Il percorso che si snoda verso Dolo Ado attraversa mondi diversi apparentemente non in contatto: dagli uffici e dalle banche di Addis Ababa scendiamo dolcemente lungo la Rift Valley, incrociando con lo sguardo colline verdi e laghi sbiaditi, per poi risalire verso le zone del caffè intorno a Yrga Alem e affrontare le spigolose montagne che aprono la regione del Sidamo. Ci troviamo a oltre 3mila metri, tra boschi di eucalipto e folta vegetazione, nebbia e freddo, coltivazioni lussureggianti e le tipiche abitazioni sidama, create ad arte con fango e paglia.

Da qui la strada scende tortuosa lungo i valichi, e l’ambiente attorno a noi si modifica rapidamente: la fertile terra rossa inizia a riempirsi di pietre e polvere, ai boschi si sostituiscono acacie africane e arbusti della savana, scompaiono cavalli, scimmie e iene, e al posto della nebbia e del freddo ci ritroviamo nell’arsura e nell’afa. Anche il sole sembra diverso qui, molto più vicino, molto più spietato.

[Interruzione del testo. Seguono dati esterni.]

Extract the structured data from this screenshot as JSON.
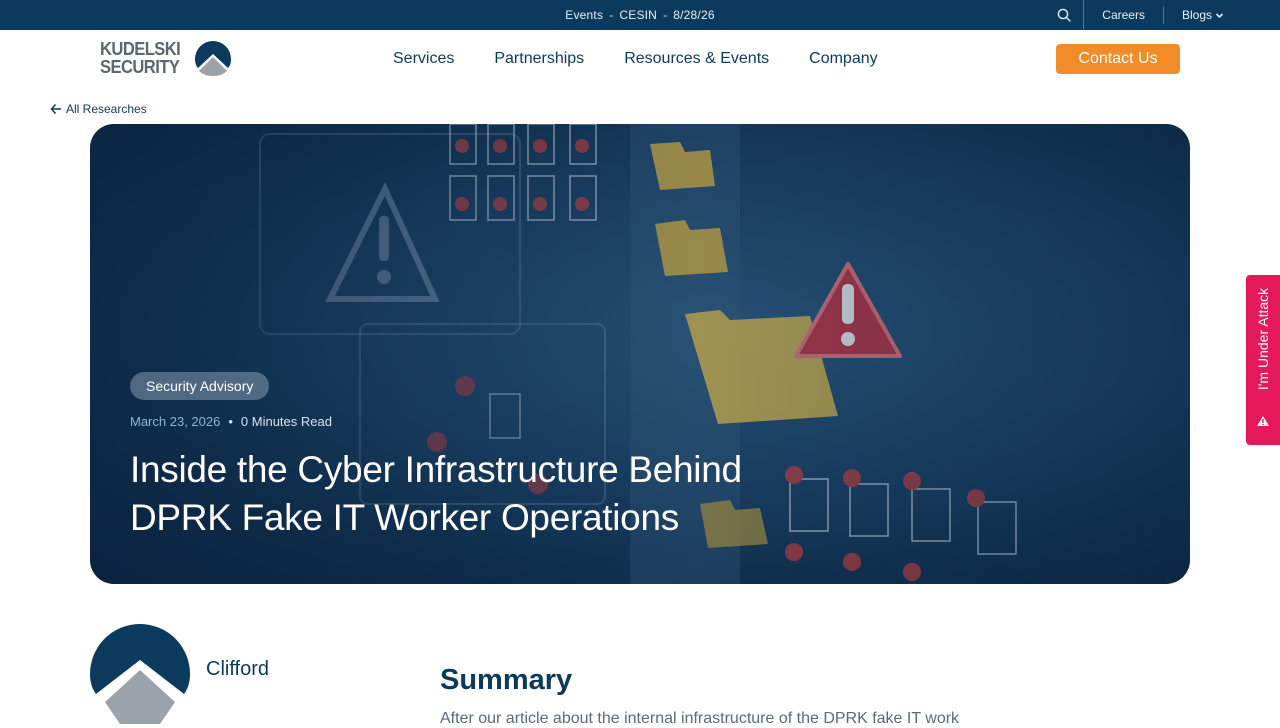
{
  "topbar": {
    "announcement": {
      "label": "Events",
      "event": "CESIN",
      "date": "8/28/26",
      "separator": "-"
    },
    "links": {
      "careers": "Careers",
      "blogs": "Blogs"
    }
  },
  "header": {
    "logo_text": {
      "line1": "KUDELSKI",
      "line2": "SECURITY"
    },
    "nav": [
      "Services",
      "Partnerships",
      "Resources & Events",
      "Company"
    ],
    "cta_label": "Contact Us"
  },
  "back_link": "All Researches",
  "hero": {
    "tag": "Security Advisory",
    "date": "March 23, 2026",
    "meta_separator": "•",
    "read_time": "0 Minutes Read",
    "title": "Inside the Cyber Infrastructure Behind DPRK Fake IT Worker Operations"
  },
  "side_tab": {
    "label": "I'm Under Attack"
  },
  "author": {
    "name": "Clifford"
  },
  "article": {
    "section_title": "Summary",
    "body_start": "After our article about the internal infrastructure of the DPRK fake IT work"
  },
  "colors": {
    "brand_navy": "#0b3a5c",
    "accent_orange": "#f28c28",
    "alert_pink": "#e5195a"
  }
}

Non troviamo più vivaci e chiassosi villaggi lungo la strada, e nemmeno mandrie al pascolo guidate da piccoli pastori: al loro posto, la strada. Apparentemente senza fine ed uguale a se stessa, la strada.

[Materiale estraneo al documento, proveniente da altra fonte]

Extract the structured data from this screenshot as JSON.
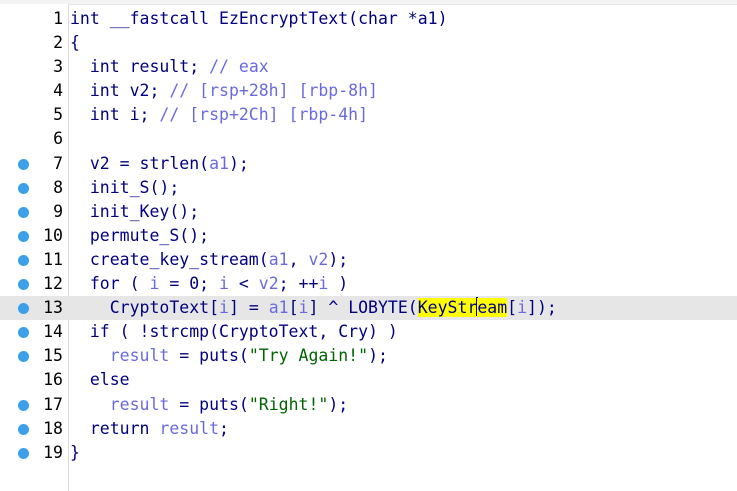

Ogni tanto scorgiamo tra le pietre e gli arbusti qualche tenda, segnale che le comunità somale di pastori nomadi stanno cercando di spostarsi sempre più a nord alla ricerca di ambienti meno ostili: ma sono gocce in un mare infinito fatto di sabbia, pietre e vento. Anche il telefono ci rammenta che ci troviamo in uno dei luoghi più remoti e marginali d’Etiopia: non c’è modo di comunicare, siamo soli con noi stessi, lontani dagli agi della capitale ma ancora molto lontani da Dolo Ado. Ci vorranno altre 8 ore di viaggio attraverso questo deserto prima di raggiungere la nostra destinazione.